Exemplifying GigaScience and GigaDB's innovative approach to publishing, in the launch edition, is a research article from Stephan Beck's group at the University College London, UK (pre-release version here: http://goo.gl/2nZgD). This article focuses on ways to conduct whole-genome analyses of DNA methylation, an important mechanism that regulates gene expression. The article contains all of the supporting data and software tools needed to recreate the experiments - a total of 84 GB - freely available for download and reuse from GigaDB. Using BGI's data storage capacity, GigaScience is able to host these and other files, which are far larger than any other journals are able to publish. GigaDB furthermore supports open data by giving up all copyright in published datasets by its use of the Creative Commons CC0 public domain dedication waiver. This allows anyone to access and reuse published data without restrictions.

As well as this innovative, big-data-driven publication format the journal also provides reviews and commentaries that address the many hurdles that still need to be surmounted to improve future big-data handling.

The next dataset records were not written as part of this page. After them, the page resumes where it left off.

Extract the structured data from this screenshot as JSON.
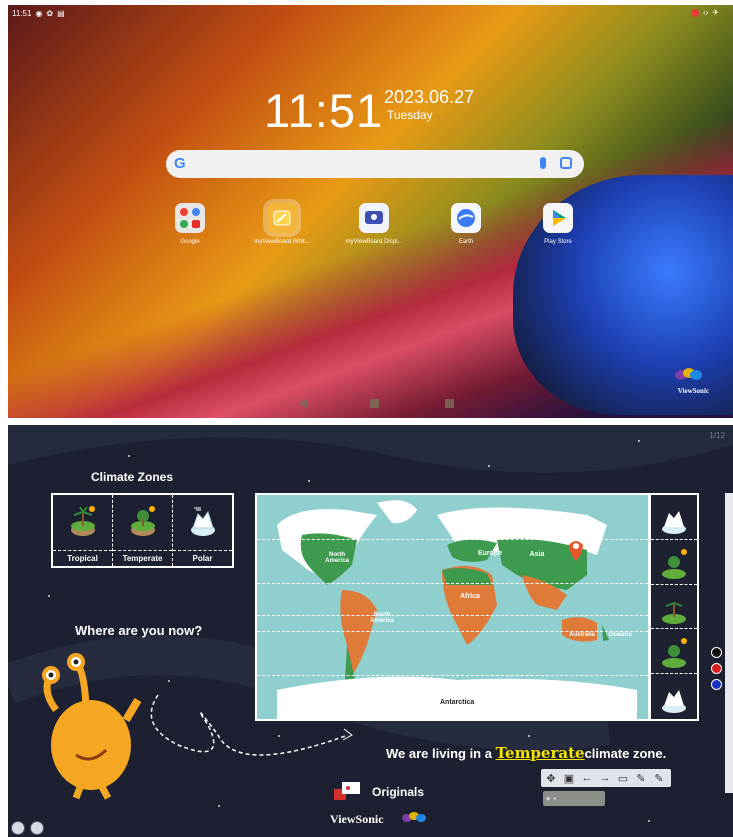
{
  "home": {
    "status_time": "11:51",
    "clock_time": "11:51",
    "date": "2023.06.27",
    "weekday": "Tuesday",
    "search_logo": "G",
    "apps": [
      {
        "label": "Google",
        "icon": "google-folder-icon"
      },
      {
        "label": "myViewBoard Whit...",
        "icon": "whiteboard-icon"
      },
      {
        "label": "myViewBoard Displ...",
        "icon": "display-icon"
      },
      {
        "label": "Earth",
        "icon": "earth-icon"
      },
      {
        "label": "Play Store",
        "icon": "play-store-icon"
      }
    ],
    "brand": "ViewSonic"
  },
  "lesson": {
    "page_indicator": "1/12",
    "climate_title": "Climate Zones",
    "zones": [
      "Tropical",
      "Temperate",
      "Polar"
    ],
    "question": "Where are you now?",
    "map_labels": {
      "north_america": "North America",
      "south_america": "South America",
      "europe": "Europe",
      "asia": "Asia",
      "africa": "Africa",
      "australia": "Australia",
      "oceania": "Oceania",
      "antarctica": "Antarctica"
    },
    "living_pre": "We are living in a ",
    "living_highlight": "Temperate",
    "living_post": "climate zone.",
    "originals": "Originals",
    "brand": "ViewSonic",
    "pen_colors": [
      "#111111",
      "#d81e1e",
      "#1a2fc0"
    ]
  }
}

Further highlights from the first issue include:

A compressed future for DNA archiving

Scientists at the EMBL-Bioinformatics Institute in Hinxton, UK, argue that sustainable DNA archiving will depend on the understanding that not all data is created-or preserved-equally. They propose a graded system for storing DNA sequences under differing levels of compression based on ease of reproduction of the data and the availability of DNA samples for resequencing.

Digitizing pathogen surveillance

The rapid development of genomics technology and understanding over the last two decades has laid the groundwork for a major advancement in public health. Researchers at Cold Spring Harbor Laboratories and the University of Maryland claim that the time is right for a sequencing-based pathogen surveillance system. They believe that the biggest hurdle for the system would not be the necessary technology, but rather scientific attitudes towards data sharing.

An ambitious plan to digitally characterize ecological diversity

The Genomic Observatories network plans to digitally characterize whole ecosystems of specific 'research hotspots' with the aim of better enabling predictive modeling of biodiversity dynamics. This article, authored by scientists in the US and UK who are a part of the long-term initiative, delineates how collecting and harnessing such a vast body of genetic variation data would greatly benefit both science and broader society.

Closing the issue, Jonathan Eisen also discusses good omes, badomes - and how to tell the difference.